In popular and complete non-psychiatric terms, Amanda what we'd call a sociopath. The movie opens with her staring into the eyes of a horse and, after a long beat, pulling a knife from her purse. We learn exactly what she did to the horse after the movie cuts to black. It's a grisly act, which Amanda describes in nauseating detail but with the tone of some sort of bland transaction. The horse was in pain, and as the person who spent the most time with the animal, it was her obligation to end that pain.

Lily wants to end some pain, too. It comes in the form of her stepfather Mark (Paul Sparks), whom her mother (played by Francie Swift) married after the death of Lily's father a few years ago. The stepfather's crime, it seems, is to be rich, to have imposed himself on Lily's life with his vast wealth, and, in response to her open revulsion of his existence, to decide to send her to an out-of-town boarding school. On a whim, Amanda wonders if Lily ever has considered killing her stepfather. Lily takes to the idea pretty quickly, once Amanda points out that it might be possible to get away with it.

The loudest alarm here comes from Amanda, who exists as a façade of a character, based entirely around a blatant but vaguely communicated psychiatric condition. It's clear that Finley's aims are satirical with this material, but such a broadly defined character feels like a contrivance, even within the context of a movie with aims as broad as this. He has provided us with two unsympathetic leads: Lilly, on account of her selfish and poorly justified thoughts of murder, and Amanda, on account of the fact that she is herself incapable of sympathy.

That's the point, of course, but there isn't really a counterpoint to the characters' immoral and amoral outlook on their lives, their plans, and their eventual actions. One does arrive briefly in the personage of Tim (the late Anton Yelchin), a local drug dealer in his late 20s, who's stuck in this Connecticut town because of a statutory rape conviction.

He is simultaneously as bad as these two—worse in the eyes of the law and the community—and the most human character to appear in the movie.

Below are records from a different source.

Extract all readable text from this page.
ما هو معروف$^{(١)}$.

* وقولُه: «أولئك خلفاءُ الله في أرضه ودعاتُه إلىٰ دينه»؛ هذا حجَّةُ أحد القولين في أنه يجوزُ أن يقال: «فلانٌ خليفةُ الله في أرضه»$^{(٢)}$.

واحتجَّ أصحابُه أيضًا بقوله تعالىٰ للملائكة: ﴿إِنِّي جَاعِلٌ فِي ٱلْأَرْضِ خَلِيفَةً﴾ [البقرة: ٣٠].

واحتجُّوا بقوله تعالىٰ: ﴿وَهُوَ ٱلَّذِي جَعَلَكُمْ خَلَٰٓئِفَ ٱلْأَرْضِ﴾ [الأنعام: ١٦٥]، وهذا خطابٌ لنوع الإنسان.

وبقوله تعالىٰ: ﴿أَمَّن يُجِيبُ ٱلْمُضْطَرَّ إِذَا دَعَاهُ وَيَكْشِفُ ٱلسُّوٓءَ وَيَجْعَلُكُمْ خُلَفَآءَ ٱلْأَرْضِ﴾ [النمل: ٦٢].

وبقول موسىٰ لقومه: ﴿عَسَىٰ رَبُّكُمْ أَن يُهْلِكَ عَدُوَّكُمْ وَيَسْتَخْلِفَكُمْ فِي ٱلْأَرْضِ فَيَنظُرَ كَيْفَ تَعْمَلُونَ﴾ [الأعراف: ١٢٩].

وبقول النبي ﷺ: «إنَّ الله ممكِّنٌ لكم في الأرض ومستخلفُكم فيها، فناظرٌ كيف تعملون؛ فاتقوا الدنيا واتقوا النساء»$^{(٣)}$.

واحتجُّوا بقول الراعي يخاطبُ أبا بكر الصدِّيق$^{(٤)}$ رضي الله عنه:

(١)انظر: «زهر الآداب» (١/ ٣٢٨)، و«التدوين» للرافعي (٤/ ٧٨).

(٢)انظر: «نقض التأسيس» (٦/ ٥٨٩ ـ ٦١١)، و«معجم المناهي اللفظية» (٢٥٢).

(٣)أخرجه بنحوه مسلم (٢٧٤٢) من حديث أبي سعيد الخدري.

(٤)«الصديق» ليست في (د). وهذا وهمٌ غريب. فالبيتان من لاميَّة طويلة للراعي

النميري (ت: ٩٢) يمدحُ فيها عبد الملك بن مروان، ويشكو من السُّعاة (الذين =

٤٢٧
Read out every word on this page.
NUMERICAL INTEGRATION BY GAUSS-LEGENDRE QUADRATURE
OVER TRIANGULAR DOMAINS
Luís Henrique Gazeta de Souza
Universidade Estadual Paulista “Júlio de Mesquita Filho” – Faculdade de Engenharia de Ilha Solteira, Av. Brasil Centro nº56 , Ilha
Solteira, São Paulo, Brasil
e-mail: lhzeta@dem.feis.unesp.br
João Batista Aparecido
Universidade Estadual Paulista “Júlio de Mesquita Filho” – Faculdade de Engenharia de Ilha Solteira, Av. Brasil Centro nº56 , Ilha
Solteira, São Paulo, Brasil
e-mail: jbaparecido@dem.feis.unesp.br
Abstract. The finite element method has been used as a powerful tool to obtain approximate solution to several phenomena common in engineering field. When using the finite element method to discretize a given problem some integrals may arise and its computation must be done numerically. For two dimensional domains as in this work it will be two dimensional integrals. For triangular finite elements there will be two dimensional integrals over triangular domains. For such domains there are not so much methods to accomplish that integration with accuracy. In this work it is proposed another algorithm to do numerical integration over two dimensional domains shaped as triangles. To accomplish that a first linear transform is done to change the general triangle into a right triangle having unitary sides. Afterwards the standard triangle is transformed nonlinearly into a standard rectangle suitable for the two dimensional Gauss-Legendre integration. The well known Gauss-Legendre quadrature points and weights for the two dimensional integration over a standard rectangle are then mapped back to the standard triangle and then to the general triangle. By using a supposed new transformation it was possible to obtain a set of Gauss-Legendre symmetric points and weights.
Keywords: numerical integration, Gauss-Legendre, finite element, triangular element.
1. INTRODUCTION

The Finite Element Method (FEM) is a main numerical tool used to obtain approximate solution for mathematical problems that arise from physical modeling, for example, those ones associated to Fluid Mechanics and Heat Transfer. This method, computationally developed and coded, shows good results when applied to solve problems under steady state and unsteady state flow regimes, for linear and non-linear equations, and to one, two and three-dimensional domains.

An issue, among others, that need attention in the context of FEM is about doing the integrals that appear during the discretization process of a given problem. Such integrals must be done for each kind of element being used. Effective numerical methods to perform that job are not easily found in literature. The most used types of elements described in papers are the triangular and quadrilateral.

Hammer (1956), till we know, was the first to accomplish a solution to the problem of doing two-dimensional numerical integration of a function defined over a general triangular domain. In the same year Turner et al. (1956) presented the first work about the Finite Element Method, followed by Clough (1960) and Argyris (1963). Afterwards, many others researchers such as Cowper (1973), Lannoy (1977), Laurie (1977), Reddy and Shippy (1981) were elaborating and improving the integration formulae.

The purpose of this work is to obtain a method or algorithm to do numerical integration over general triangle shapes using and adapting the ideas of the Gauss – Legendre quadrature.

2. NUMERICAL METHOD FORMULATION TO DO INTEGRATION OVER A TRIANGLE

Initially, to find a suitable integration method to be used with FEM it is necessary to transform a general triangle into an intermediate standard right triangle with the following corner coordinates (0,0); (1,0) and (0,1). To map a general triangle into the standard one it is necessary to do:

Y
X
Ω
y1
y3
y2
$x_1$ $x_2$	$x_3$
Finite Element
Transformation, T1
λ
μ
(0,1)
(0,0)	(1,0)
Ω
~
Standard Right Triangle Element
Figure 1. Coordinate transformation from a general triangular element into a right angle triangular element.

The juxtaposition of his moral standing is striking: He's a bad guy by all accounts, but he's also pathetic (There's a moment when he reveals that he lives with his father that's both amusing and sad) and desperate to escape his lot in life. The girls' plan eventually involves paying Tim to kill Mark while the two have airtight alibis. His agreement to that plan is less out of greed than it is out of extortion and physical coercion on the part of Lily and Amanda.

Most of the movie, though, follows the girls, and it becomes increasingly difficult to see much potential in their characters, beyond the obvious critique of Lily's lifestyle by way of Amanda's emotionless existence. Thoroughbreds is a stylish, one-note movie, containing some scathing points about class, the way that a privileged individual's sense of entitlement can run rampant, and, eventually, how even a minimal socioeconomic distinction can be exploited. It's mostly a joke that runs its course pretty quickly.